Jensen Huang: AI native engineers in the audience, they are probably thinking, in the coming years, OpenAI will have AGIs and they will be building domain specific agents on top of the AGIs from OpenAI. So some of the questions that I would have on my mind would be, how do you think their development workflow would change as OpenAI’s AGIs become much more capable and yet they would still have plumbing workflows pipelines that they would create, flywheels that they would create for their domain specific agents. These agents would of course be able to reason, plan, use tools, have memory, short-term, long-term memory, and they’ll be amazing amazing agents, but how does it change the development process in the coming years?
Brockman: Yeah, I think that this is a really fascinating question, right? I think you can find a wide spectrum of very strongly held opinion that is all mutually contradictory. I think my perspective is that first of all, it’s all on the table, right? Maybe we reach a world where it’s just like the AIs are so capable that we all just let them write all the code. Maybe there’s a world where you have like one Al in the sky. Maybe it’s that you actually have a bunch of domain specific agents that require a bunch of of specific work in order to make that happen.

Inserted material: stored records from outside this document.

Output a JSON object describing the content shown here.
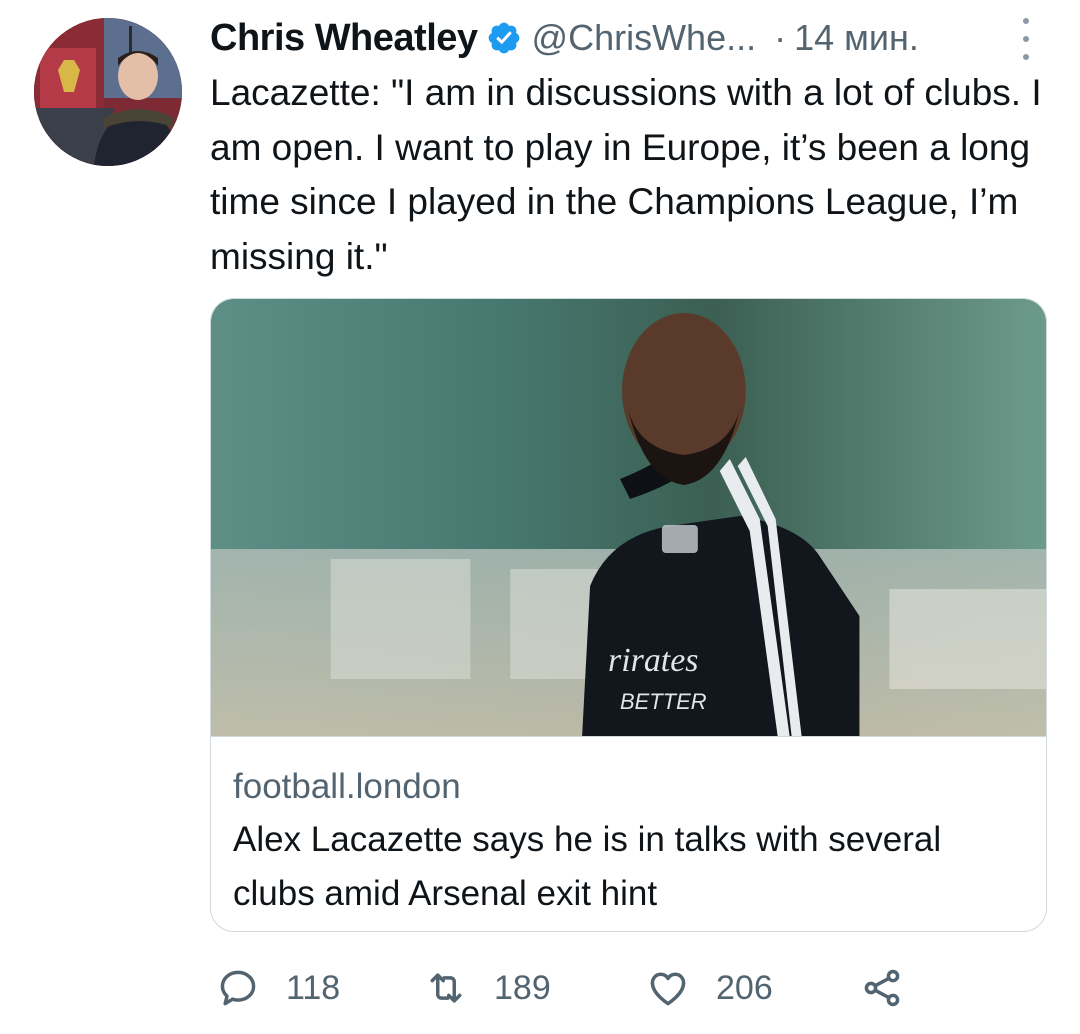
{
  "author": {
    "name": "Chris Wheatley",
    "handle": "@ChrisWhe...",
    "separator": "·",
    "time": "14 мин.",
    "verified": true,
    "verified_color": "#1d9bf0"
  },
  "tweet": {
    "text": "Lacazette: \"I am in discussions with a lot of clubs. I am open. I want to play in Europe, it’s been a long time since I played in the Champions League, I’m missing it.\""
  },
  "card": {
    "domain": "football.london",
    "title": "Alex Lacazette says he is in talks with several clubs amid Arsenal exit hint"
  },
  "actions": {
    "reply": {
      "icon": "reply-icon",
      "count": "118"
    },
    "retweet": {
      "icon": "retweet-icon",
      "count": "189"
    },
    "like": {
      "icon": "heart-icon",
      "count": "206"
    },
    "share": {
      "icon": "share-icon"
    }
  },
  "colors": {
    "text_primary": "#0f1419",
    "text_secondary": "#536471",
    "border": "#cfd9de",
    "accent": "#1d9bf0"
  }
}
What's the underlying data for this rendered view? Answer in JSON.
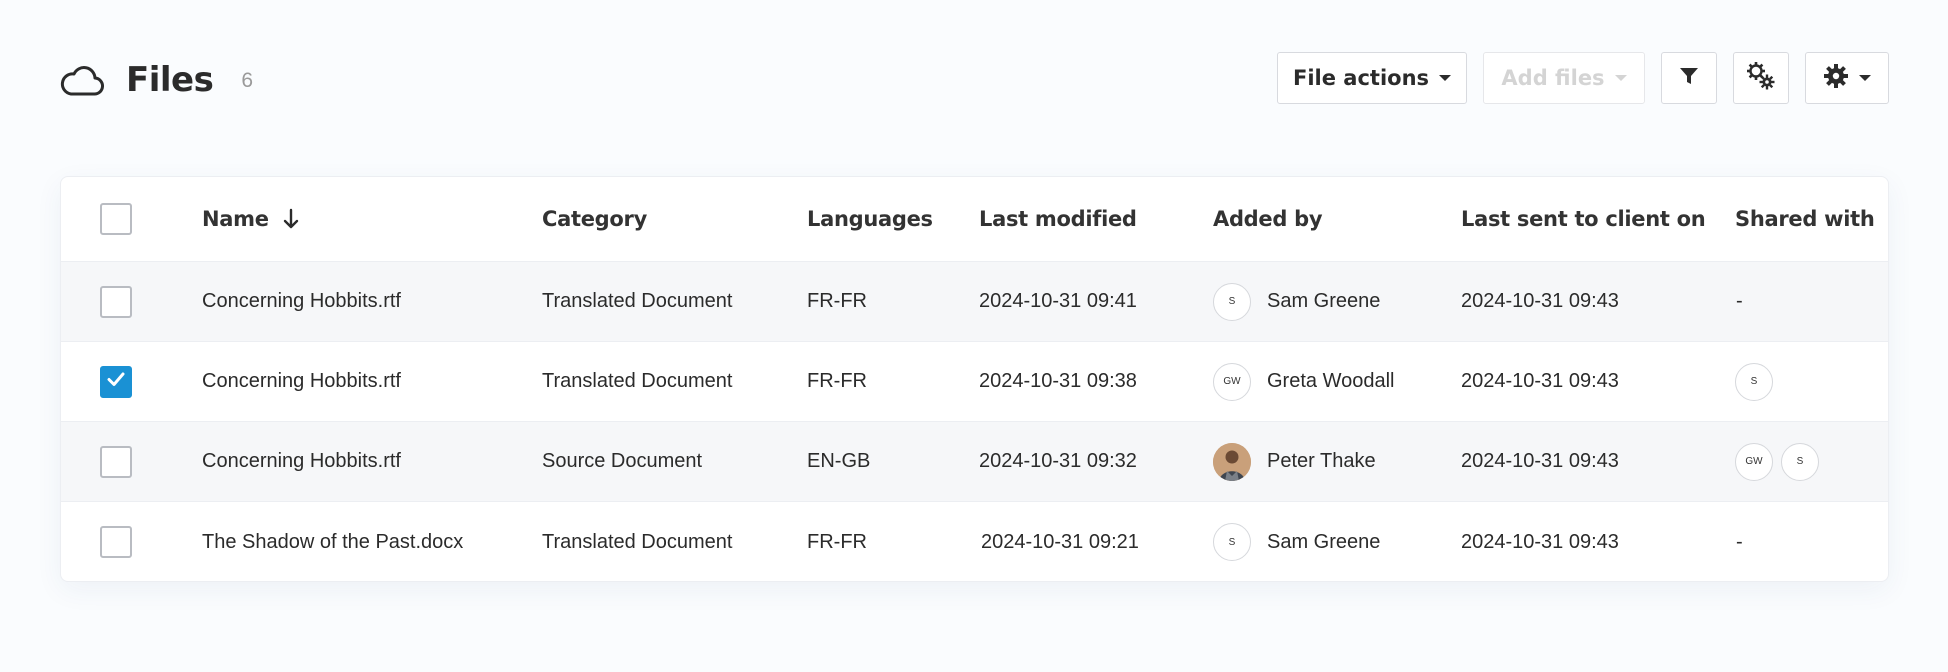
{
  "header": {
    "title": "Files",
    "count": "6",
    "file_actions_label": "File actions",
    "add_files_label": "Add files"
  },
  "colors": {
    "accent": "#1a91d4",
    "border": "#d8dadf",
    "row_alt": "#f6f7f9",
    "muted_text": "#9a9a9a"
  },
  "icons": {
    "title": "cloud-icon",
    "filter": "filter-icon",
    "column_settings": "gears-icon",
    "settings": "gear-icon",
    "sort": "arrow-down-icon"
  },
  "table": {
    "columns": {
      "name": "Name",
      "category": "Category",
      "languages": "Languages",
      "last_modified": "Last modified",
      "added_by": "Added by",
      "last_sent": "Last sent to client on",
      "shared_with": "Shared with"
    },
    "rows": [
      {
        "name": "Concerning Hobbits.rtf",
        "category": "Translated Document",
        "language": "FR-FR",
        "modified": "2024-10-31 09:41",
        "added_by_initials": "S",
        "added_by": "Sam Greene",
        "last_sent": "2024-10-31 09:43",
        "shared": "-",
        "checked": false
      },
      {
        "name": "Concerning Hobbits.rtf",
        "category": "Translated Document",
        "language": "FR-FR",
        "modified": "2024-10-31 09:38",
        "added_by_initials": "GW",
        "added_by": "Greta Woodall",
        "last_sent": "2024-10-31 09:43",
        "shared_avatars": [
          "S"
        ],
        "checked": true
      },
      {
        "name": "Concerning Hobbits.rtf",
        "category": "Source Document",
        "language": "EN-GB",
        "modified": "2024-10-31 09:32",
        "added_by": "Peter Thake",
        "last_sent": "2024-10-31 09:43",
        "shared_avatars": [
          "GW",
          "S"
        ],
        "checked": false
      },
      {
        "name": "The Shadow of the Past.docx",
        "category": "Translated Document",
        "language": "FR-FR",
        "modified": "2024-10-31 09:21",
        "added_by_initials": "S",
        "added_by": "Sam Greene",
        "last_sent": "2024-10-31 09:43",
        "shared": "-",
        "checked": false
      }
    ]
  }
}
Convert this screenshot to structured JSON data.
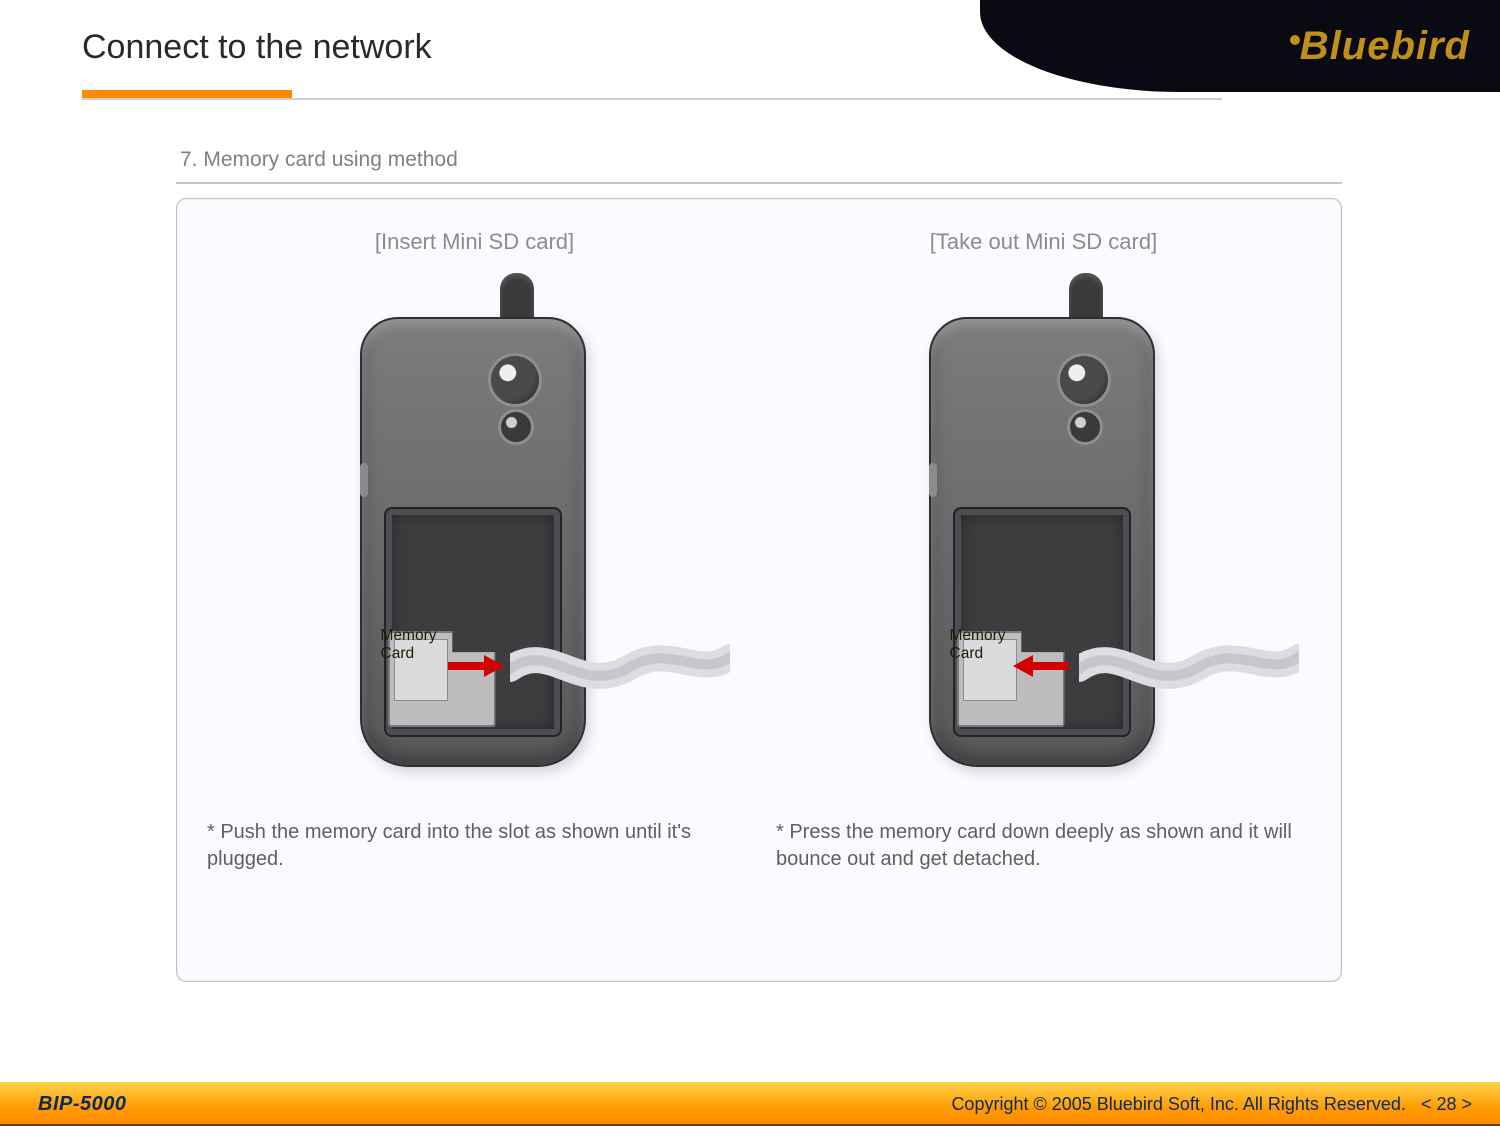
{
  "brand": "Bluebird",
  "page_title": "Connect to the network",
  "section_title": "7. Memory card using method",
  "left": {
    "heading": "[Insert Mini SD card]",
    "mem_label_line1": "Memory",
    "mem_label_line2": "Card",
    "caption": "* Push the memory card into the slot as shown until it's plugged."
  },
  "right": {
    "heading": "[Take out Mini SD card]",
    "mem_label_line1": "Memory",
    "mem_label_line2": "Card",
    "caption": "* Press the memory card down deeply as shown and it will bounce out and get detached."
  },
  "footer": {
    "model": "BIP-5000",
    "copyright": "Copyright © 2005 Bluebird Soft, Inc. All Rights Reserved.",
    "page_number": "< 28 >"
  },
  "colors": {
    "accent_orange": "#ff8a00",
    "brand_gold": "#c0901a",
    "footer_text": "#0b2a5a"
  }
}
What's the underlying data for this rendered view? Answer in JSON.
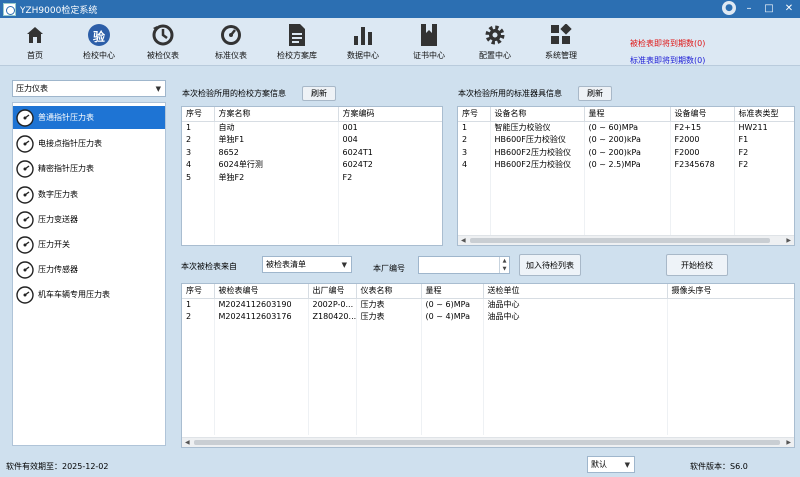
{
  "window": {
    "title": "YZH9000检定系统"
  },
  "toolbar": {
    "items": [
      {
        "label": "首页",
        "icon": "home-icon"
      },
      {
        "label": "检校中心",
        "icon": "verify-badge-icon",
        "glyph": "验"
      },
      {
        "label": "被检仪表",
        "icon": "dial-refresh-icon"
      },
      {
        "label": "标准仪表",
        "icon": "speedometer-icon"
      },
      {
        "label": "检校方案库",
        "icon": "document-icon"
      },
      {
        "label": "数据中心",
        "icon": "bar-chart-icon"
      },
      {
        "label": "证书中心",
        "icon": "certificate-book-icon"
      },
      {
        "label": "配置中心",
        "icon": "gear-icon"
      },
      {
        "label": "系统管理",
        "icon": "apps-grid-icon"
      }
    ],
    "notice_expiring_inspected": "被检表即将到期数(0)",
    "notice_expiring_standard": "标准表即将到期数(0)"
  },
  "sidebar": {
    "category": "压力仪表",
    "items": [
      {
        "label": "普通指针压力表",
        "selected": true
      },
      {
        "label": "电接点指针压力表"
      },
      {
        "label": "精密指针压力表"
      },
      {
        "label": "数字压力表"
      },
      {
        "label": "压力变送器"
      },
      {
        "label": "压力开关"
      },
      {
        "label": "压力传感器"
      },
      {
        "label": "机车车辆专用压力表"
      }
    ]
  },
  "plans": {
    "title": "本次检验所用的检校方案信息",
    "refresh": "刷新",
    "columns": [
      "序号",
      "方案名称",
      "方案编码"
    ],
    "rows": [
      [
        "1",
        "自动",
        "001"
      ],
      [
        "2",
        "单独F1",
        "004"
      ],
      [
        "3",
        "8652",
        "6024T1"
      ],
      [
        "4",
        "6024单行测",
        "6024T2"
      ],
      [
        "5",
        "单独F2",
        "F2"
      ]
    ]
  },
  "standards": {
    "title": "本次检验所用的标准器具信息",
    "refresh": "刷新",
    "columns": [
      "序号",
      "设备名称",
      "量程",
      "设备编号",
      "标准表类型"
    ],
    "rows": [
      [
        "1",
        "智能压力校验仪",
        "(0 ~ 60)MPa",
        "F2+15",
        "HW211"
      ],
      [
        "2",
        "HB600F压力校验仪",
        "(0 ~ 200)kPa",
        "F2000",
        "F1"
      ],
      [
        "3",
        "HB600F2压力校验仪",
        "(0 ~ 200)kPa",
        "F2000",
        "F2"
      ],
      [
        "4",
        "HB600F2压力校验仪",
        "(0 ~ 2.5)MPa",
        "F2345678",
        "F2"
      ]
    ]
  },
  "source": {
    "label": "本次被检表来自",
    "value": "被检表清单",
    "factory_label": "本厂编号",
    "factory_value": "",
    "add_button": "加入待检列表",
    "start_button": "开始检校"
  },
  "queue": {
    "columns": [
      "序号",
      "被检表编号",
      "出厂编号",
      "仪表名称",
      "量程",
      "送检单位",
      "摄像头序号"
    ],
    "rows": [
      [
        "1",
        "M2024112603190",
        "2002P-0...",
        "压力表",
        "(0 ~ 6)MPa",
        "油品中心",
        ""
      ],
      [
        "2",
        "M2024112603176",
        "Z180420...",
        "压力表",
        "(0 ~ 4)MPa",
        "油品中心",
        ""
      ]
    ]
  },
  "status": {
    "expiry": "软件有效期至：2025-12-02",
    "mode": "默认",
    "version": "软件版本：S6.0"
  },
  "colors": {
    "accent": "#1e74d4",
    "titlebar": "#2c6fb2",
    "alert_red": "#e01616",
    "alert_blue": "#1b1bd6"
  }
}
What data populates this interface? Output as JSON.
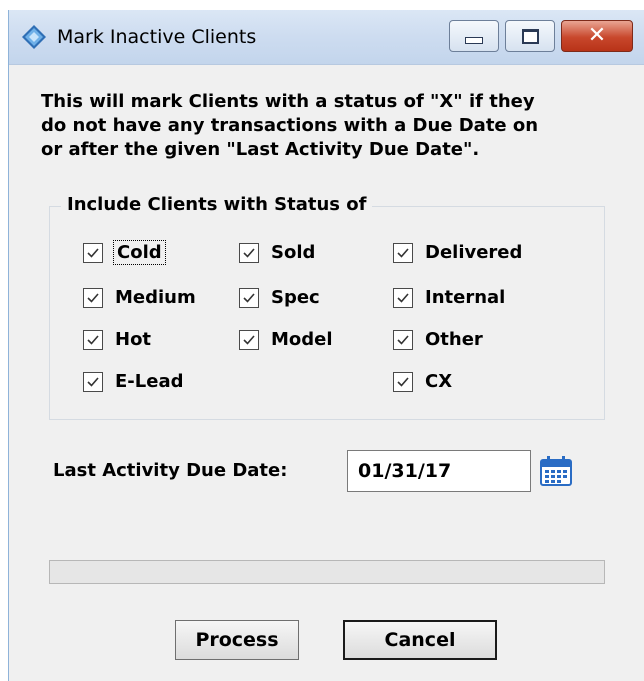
{
  "window": {
    "title": "Mark Inactive Clients",
    "controls": {
      "minimize_icon": "minimize-icon",
      "maximize_icon": "maximize-icon",
      "close_glyph": "✕"
    }
  },
  "description_lines": [
    "This will mark Clients with a status of \"X\" if they",
    "do not have any transactions with a Due Date on",
    " or after the given \"Last Activity Due Date\"."
  ],
  "status_group": {
    "legend": "Include Clients with Status of",
    "checkboxes": [
      {
        "label": "Cold",
        "checked": true
      },
      {
        "label": "Sold",
        "checked": true
      },
      {
        "label": "Delivered",
        "checked": true
      },
      {
        "label": "Medium",
        "checked": true
      },
      {
        "label": "Spec",
        "checked": true
      },
      {
        "label": "Internal",
        "checked": true
      },
      {
        "label": "Hot",
        "checked": true
      },
      {
        "label": "Model",
        "checked": true
      },
      {
        "label": "Other",
        "checked": true
      },
      {
        "label": "E-Lead",
        "checked": true
      },
      {
        "label": "CX",
        "checked": true
      }
    ]
  },
  "last_activity": {
    "label": "Last Activity Due Date:",
    "value": "01/31/17",
    "picker_icon": "calendar-icon"
  },
  "progress": {
    "value": 0
  },
  "buttons": {
    "process": "Process",
    "cancel": "Cancel"
  },
  "colors": {
    "titlebar": "#cddcf0",
    "close_button": "#c8472c",
    "dialog_bg": "#f0f0f0"
  }
}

I think the evidence has really been shifting towards this menagerie of different models—I think that’s actually really exciting. There’s different inference costs, there’s different trade-offs like just distillation works so well, there’s actually a lot of power to be had by models that are actually able to use other models. I think that that is going to open up just a ton of opportunity because you know we’re heading to a world where the economy is fundamentally powered by AI. We’re not there yet but you can see it right on the horizon. I mean that’s what people in this room are building – that is what you are doing.
The economy is a very big thing, there’s a lot of diversity in it, and it’s also not static, right? I think when people think about what AI can do for us it’s very easy to only look at what are we doing now, and how does AI slot in, and the percentage of human versus AI, but that’s not the point. The point is how do we get 10x more activity, 10x more economic output, 10x more benefit to everyone. I think the direction we’re heading is one where the models will get much more capable, there’ll be much better fundamental technology, and there’s just going to be way more things we want to do with it and the barrier to entry will be lower than ever. And so things like healthcare that requires responsibility to go in and think about how to do it right. Things like education where there’s multiple stakeholders – the parent, the teacher, the student – each of these requires domain expertise, requires careful thought, requires a lot of work.
So I think that there is going to be so much opportunity for people to build. So l’m just so excited to see everyone in this room because that’s the right kind of energy.